Western Kingbird in Queens NY
On Sunday morning, I spent some time setting up my backyard feeders as I had heard Pine Siskins flying over. During that time, I picked up a report from birder Corey Finger about about Cave Swallows at Edgemere Landfill. This was a bird I had kept an eye for out on Friday but did not see any. I decided I would check out Edgemere and so headed over. Public access to Edgemere Landfill has always been something of an issue/mystery and when I arrived, I noticed signs clearly indicating that only authorized vehicles were allowed. I proceeded up the Landfill and was pleasantly surprised to spot a Western Kingbird flying over the landfill heading my way. It landed near the gravel road and I was able to confirm the ID while obtaining documentation photos. I reported the bird promptly and then spent some time observing its behavior while keeping an eye out for Cave Swallows. I did not find any Cave Swallows and so decided I would leave to check Breezy Point.

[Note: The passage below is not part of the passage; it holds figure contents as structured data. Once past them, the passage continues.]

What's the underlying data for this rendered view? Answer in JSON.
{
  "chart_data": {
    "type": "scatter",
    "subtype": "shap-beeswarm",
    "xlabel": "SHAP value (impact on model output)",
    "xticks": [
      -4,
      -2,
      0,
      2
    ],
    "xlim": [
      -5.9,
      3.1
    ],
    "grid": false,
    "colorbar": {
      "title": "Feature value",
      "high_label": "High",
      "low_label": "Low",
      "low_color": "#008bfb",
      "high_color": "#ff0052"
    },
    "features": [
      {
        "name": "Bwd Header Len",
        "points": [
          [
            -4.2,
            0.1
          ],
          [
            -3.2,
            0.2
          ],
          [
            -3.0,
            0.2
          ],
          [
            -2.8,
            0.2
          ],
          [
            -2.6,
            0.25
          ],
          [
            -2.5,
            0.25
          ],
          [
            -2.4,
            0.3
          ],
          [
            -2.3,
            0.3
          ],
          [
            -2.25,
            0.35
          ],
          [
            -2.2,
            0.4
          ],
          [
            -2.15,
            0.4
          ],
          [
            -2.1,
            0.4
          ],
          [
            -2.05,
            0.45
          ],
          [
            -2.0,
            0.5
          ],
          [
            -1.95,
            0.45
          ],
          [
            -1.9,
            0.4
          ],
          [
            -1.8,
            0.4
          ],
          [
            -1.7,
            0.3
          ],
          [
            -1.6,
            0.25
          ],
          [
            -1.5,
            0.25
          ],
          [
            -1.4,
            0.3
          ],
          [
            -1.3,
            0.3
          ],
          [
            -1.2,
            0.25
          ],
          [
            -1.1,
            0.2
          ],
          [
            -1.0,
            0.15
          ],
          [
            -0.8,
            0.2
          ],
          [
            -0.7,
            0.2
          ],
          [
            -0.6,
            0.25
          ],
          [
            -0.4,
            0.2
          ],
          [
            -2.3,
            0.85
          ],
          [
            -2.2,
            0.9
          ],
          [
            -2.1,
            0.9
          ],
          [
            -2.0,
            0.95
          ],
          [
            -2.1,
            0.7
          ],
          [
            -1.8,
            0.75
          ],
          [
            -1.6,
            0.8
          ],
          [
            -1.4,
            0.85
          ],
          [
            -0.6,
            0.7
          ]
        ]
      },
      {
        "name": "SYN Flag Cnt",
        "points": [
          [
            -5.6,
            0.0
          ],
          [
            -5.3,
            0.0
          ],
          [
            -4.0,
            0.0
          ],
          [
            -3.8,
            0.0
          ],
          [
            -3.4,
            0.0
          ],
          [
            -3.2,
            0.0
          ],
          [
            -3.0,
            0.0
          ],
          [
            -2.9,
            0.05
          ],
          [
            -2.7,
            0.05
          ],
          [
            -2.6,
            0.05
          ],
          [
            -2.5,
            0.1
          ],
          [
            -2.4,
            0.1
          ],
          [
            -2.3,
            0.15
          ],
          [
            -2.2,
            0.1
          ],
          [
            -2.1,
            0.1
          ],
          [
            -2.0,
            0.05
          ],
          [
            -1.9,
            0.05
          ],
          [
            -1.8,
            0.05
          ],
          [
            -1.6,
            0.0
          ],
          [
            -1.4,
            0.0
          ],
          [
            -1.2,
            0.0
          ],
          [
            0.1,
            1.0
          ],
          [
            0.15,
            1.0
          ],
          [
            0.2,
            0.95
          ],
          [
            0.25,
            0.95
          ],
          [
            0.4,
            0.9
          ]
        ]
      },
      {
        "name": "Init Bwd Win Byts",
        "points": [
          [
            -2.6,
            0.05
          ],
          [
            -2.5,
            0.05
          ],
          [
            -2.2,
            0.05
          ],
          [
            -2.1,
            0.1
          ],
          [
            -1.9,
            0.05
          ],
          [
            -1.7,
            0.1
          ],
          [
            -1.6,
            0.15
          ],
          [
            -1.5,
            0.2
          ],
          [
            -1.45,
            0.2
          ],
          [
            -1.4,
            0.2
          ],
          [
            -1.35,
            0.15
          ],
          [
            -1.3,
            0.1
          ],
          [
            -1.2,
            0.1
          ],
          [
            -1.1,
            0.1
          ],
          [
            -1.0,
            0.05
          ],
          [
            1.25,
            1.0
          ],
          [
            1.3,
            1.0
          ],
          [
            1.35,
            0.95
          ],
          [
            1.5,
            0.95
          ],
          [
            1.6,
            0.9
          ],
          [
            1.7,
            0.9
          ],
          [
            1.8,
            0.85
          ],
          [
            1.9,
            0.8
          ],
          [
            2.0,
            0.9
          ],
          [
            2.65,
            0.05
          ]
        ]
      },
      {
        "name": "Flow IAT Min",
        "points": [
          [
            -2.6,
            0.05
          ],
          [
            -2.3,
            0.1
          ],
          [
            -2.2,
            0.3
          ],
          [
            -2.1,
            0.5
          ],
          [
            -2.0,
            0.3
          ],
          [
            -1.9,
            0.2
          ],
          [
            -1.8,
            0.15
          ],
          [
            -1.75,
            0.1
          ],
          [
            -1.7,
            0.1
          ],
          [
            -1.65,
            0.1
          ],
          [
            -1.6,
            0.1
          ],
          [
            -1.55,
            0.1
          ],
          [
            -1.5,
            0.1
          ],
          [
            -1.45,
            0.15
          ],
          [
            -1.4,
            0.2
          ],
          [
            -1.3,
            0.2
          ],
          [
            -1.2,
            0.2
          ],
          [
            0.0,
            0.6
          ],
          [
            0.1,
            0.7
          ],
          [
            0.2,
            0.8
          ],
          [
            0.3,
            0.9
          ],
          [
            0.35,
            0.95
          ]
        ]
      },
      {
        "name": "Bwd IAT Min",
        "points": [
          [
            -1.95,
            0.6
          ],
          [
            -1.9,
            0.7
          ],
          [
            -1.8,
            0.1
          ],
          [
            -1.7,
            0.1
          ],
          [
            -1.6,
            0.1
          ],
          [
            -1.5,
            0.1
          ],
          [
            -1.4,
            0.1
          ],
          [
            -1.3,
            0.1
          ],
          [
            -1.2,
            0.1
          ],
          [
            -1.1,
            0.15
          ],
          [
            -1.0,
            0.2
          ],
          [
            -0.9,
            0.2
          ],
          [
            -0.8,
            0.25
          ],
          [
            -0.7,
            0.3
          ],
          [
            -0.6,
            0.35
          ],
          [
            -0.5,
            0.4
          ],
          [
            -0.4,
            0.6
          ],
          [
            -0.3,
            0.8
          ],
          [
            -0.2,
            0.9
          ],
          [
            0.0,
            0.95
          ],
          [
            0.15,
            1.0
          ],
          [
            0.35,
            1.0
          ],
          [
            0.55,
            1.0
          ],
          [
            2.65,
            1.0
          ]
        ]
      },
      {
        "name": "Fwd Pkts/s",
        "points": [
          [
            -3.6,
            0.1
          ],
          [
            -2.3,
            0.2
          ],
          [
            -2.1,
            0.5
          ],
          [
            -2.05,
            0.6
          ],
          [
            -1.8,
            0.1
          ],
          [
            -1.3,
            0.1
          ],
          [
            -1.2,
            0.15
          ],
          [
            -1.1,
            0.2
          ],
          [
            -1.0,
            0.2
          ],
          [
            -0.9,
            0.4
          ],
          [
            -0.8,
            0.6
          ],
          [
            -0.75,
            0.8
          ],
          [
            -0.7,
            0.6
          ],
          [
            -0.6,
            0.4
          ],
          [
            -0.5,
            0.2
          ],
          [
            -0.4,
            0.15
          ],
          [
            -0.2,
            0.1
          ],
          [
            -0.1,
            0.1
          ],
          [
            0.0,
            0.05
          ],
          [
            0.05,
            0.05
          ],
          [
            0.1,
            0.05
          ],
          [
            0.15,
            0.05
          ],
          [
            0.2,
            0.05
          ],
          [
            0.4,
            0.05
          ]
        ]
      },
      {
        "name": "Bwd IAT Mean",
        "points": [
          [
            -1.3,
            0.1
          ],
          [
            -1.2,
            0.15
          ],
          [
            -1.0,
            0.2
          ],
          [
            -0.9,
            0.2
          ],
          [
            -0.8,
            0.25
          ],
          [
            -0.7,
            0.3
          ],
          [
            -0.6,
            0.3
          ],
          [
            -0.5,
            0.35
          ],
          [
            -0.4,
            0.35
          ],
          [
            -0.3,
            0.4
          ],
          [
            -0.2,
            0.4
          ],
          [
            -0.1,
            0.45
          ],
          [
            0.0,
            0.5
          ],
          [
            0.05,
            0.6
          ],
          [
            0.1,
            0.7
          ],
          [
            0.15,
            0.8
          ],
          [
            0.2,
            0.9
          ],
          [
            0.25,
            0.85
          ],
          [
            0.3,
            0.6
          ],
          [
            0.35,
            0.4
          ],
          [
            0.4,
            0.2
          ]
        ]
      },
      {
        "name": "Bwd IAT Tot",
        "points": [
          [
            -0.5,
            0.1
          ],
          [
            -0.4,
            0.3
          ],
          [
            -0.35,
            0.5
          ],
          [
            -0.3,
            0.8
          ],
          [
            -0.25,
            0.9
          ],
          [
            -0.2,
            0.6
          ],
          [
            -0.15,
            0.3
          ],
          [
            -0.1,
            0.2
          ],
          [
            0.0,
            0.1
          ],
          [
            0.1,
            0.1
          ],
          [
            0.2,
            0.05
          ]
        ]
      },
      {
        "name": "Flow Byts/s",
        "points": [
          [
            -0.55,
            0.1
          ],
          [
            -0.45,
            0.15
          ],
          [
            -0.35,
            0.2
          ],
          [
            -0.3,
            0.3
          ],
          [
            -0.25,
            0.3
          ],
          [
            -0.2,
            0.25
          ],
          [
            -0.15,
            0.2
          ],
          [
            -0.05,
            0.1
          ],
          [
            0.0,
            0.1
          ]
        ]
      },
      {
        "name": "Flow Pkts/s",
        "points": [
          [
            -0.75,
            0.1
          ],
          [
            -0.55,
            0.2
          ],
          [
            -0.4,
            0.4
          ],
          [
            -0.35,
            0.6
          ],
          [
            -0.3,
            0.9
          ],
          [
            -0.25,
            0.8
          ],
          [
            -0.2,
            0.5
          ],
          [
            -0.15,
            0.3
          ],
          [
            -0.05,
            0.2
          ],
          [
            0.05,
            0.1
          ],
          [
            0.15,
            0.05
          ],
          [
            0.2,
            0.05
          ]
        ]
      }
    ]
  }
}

As luck would have it, I connected with 2 Cave Swallows at Breezy Point right at the end of the 4 wheel drive just before getting onto the beach. I ended up counting 6 Cave Swallows that provided very good views; I spent a good 2 hours studying these birds while also checking on the gull movement along the beach. This was the best looks that I have had of Cave Swallows since a couple at Jones Beach in 2010. I tried to pull off flight shots and had an opportunity to crush one flight shot; alas, the camera chose at that very moment to lock up with a lens communication error. While frustrating, it was just one of those things that you roll with and I did not let it ruin an otherwise excellent day of birding!